Marc Chagall
Property from a Distinguished West Coast Collection
Marc Chagall

La fiancée rêvant

Details
Marc Chagall
La fiancée rêvant
signed 'Marc Chagall' (lower right)
oil on canvas
22¼ x 20½ in. (56.5 x 52 cm.)
Painted in 1952
Provenance
Galerie Rosengart, Lucerne.
Galerie Beyeler, Basel.
Anon. sale, Christie's, New York, 8 November 1995, lot 291.
Acquired at the above sale by the family of the present owners.
Literature
F. Meyer, Marc Chagall, Life and Work, New York, 1963, no. 880 (illustrated).

Lot Essay

The central characters in many of Chagall's paintings are lovers or newlyweds, people caught up in the early excitement of love, who have abandoned themselves to love, and have completely surrendered themselves unto each other. For Chagall and his first wife Bella, who were married in 1915 and lived together for almost three decades, this experience of love took a shared intensity that appeared to never falter or fade.
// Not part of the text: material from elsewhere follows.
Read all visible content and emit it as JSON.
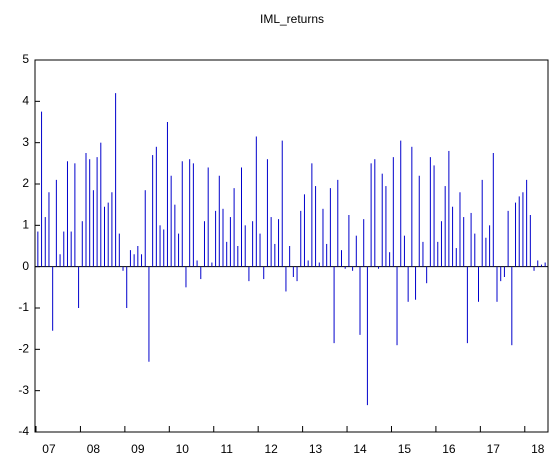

It came as a devastating blow to Chagall when Bella suffered an early and unnecessary death from a viral infection in 1944, while they were living in upstate New York during the Second World War. Penicillin could have saved her, but this new drug had been set aside solely for military use. Chagall's adoration for Bella grew even greater following her passing, and he continued to celebrate her impact on his life in many paintings. He had an extended liaison during the late 1940s and early 1950s with Virginia Haggard McNeil and fathered a son by her. He married again in 1952, this time to Valentine ("Vava") Brodsky, after a courtship that lasted only a few months. The pleasant reality of daily domestic intimacy, however, could never upstage the power of the mythic eternal moment that Chagall had created around the memory of Bella, or diminish those feelings now permanently fixed within the artist's mind, the central vault in the great storehouse of his boundless imagination. In the present painting, executed the year of his marriage to Vava but short of a decade after Bella's death, Chagall reverentially depicts his beloved, unmarked by death or the passing of time, betrothed again, floating in a heavenly moonlit blue sky. As Sidney Alexander has written:

Chagall and Bella remained lovers, though married; monogamous but not monotonous; lovers to the end, in a story so felicitous as to offer little drama to the biographer or novelist. Out of this domestic Eden, lived and remembered, poured an endless series of painted epithalamia: Bella as goddess, Bella as Venus, Bella as Bathsheba; Bella as the Shulamite of the Song of Songs; Bella as bride in her sperm-spurting gown, a sex comet; Bella as a white whish of rocket soaring toward the moon Even after her death (when he was living with Virginia) whenever he painted a bride it was Bella; whenever he painted a bridal veil it referred to Bella (in Marc Chagall, A Biography, New York, 1978, p. 82).